Definition
An airborne electronic device that receives an interrogation signal from a ground-based secondary surveillance radar and automatically transmits a coded reply identifying the aircraft and, when equipped, reporting its pressure altitude. The reply produces a stronger, clearer return on the controller's radar display than a primary radar echo alone, and allows the aircraft to be tagged with its assigned identification code and altitude.
Plain English
A small radio in the aircraft that listens for radar signals from the ground and answers back with a code that tells the controller which aircraft this is and how high it is flying.
Context Anchor
You encounter this term when setting a transponder code, using altitude reporting, receiving radar services, or reading about air traffic control radar equipment.
Derivation
Transponder combines 'transmitter' and 'responder' -- a device that responds by transmitting.
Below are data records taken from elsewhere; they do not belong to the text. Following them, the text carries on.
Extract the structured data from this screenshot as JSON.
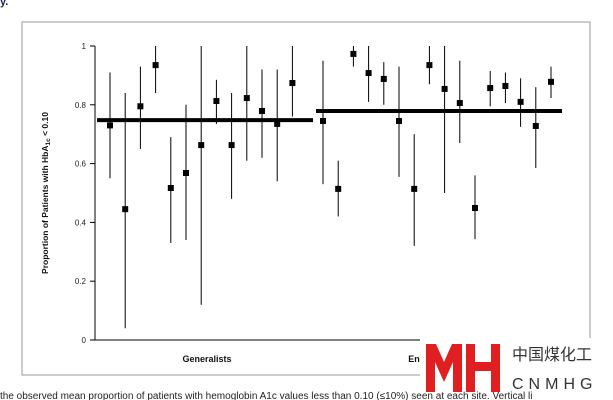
{
  "header_fragment": "y.",
  "caption_fragment": "the observed mean proportion of patients with hemoglobin A1c values less than 0.10 (≤10%) seen at each site. Vertical li",
  "watermark": {
    "cn": "中国煤化工",
    "en": "CNMHG"
  },
  "chart_data": {
    "type": "dot-errorbar",
    "y_label": {
      "main": "Proportion of Patients with HbA",
      "sub": "1c",
      "tail": " < 0.10"
    },
    "ylim": [
      0,
      1
    ],
    "yticks": [
      0,
      0.2,
      0.4,
      0.6,
      0.8,
      1
    ],
    "color": "#000000",
    "groups": [
      {
        "name": "Generalists",
        "mean": 0.748,
        "values": [
          0.73,
          0.445,
          0.795,
          0.935,
          0.517,
          0.568,
          0.663,
          0.813,
          0.663,
          0.823,
          0.779,
          0.735,
          0.874
        ],
        "lower": [
          0.55,
          0.04,
          0.65,
          0.84,
          0.33,
          0.34,
          0.12,
          0.735,
          0.48,
          0.61,
          0.62,
          0.54,
          0.76
        ],
        "upper": [
          0.91,
          0.84,
          0.93,
          1.0,
          0.69,
          0.8,
          1.0,
          0.885,
          0.84,
          1.0,
          0.92,
          0.92,
          1.0
        ]
      },
      {
        "name": "Endocrinologists",
        "mean": 0.779,
        "values": [
          0.745,
          0.514,
          0.973,
          0.908,
          0.888,
          0.745,
          0.514,
          0.935,
          0.854,
          0.806,
          0.449,
          0.857,
          0.864,
          0.81,
          0.728,
          0.878
        ],
        "lower": [
          0.53,
          0.42,
          0.93,
          0.81,
          0.8,
          0.555,
          0.32,
          0.87,
          0.5,
          0.67,
          0.343,
          0.795,
          0.806,
          0.725,
          0.585,
          0.823
        ],
        "upper": [
          0.95,
          0.61,
          1.0,
          1.0,
          0.945,
          0.93,
          0.7,
          1.0,
          1.0,
          0.95,
          0.56,
          0.915,
          0.91,
          0.89,
          0.86,
          0.93
        ]
      }
    ]
  }
}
The name describes exactly what it does: it answers radar interrogations by sending a signal back.
Why Pilots Care
It gives controllers positive identification and altitude data, allowing safe separation of traffic in controlled airspace.
Analogy
It is like a name tag that can answer when called. The radar sends a request, and the transponder replies with information that tells the controller which aircraft you are.
Intuition Check
Do not think of it as the aircraft’s own radar scanner. A radar beacon transponder does not search for other aircraft; it replies to signals sent by air traffic control radar.
Example Sentence 1
Before entering Class C airspace, the pilot set the radar beacon transponder to the assigned squawk code and turned it to ALT.
Example Sentence 2
During the preflight check the pilot verified that the radar beacon transponder was powered on and replying to test interrogations.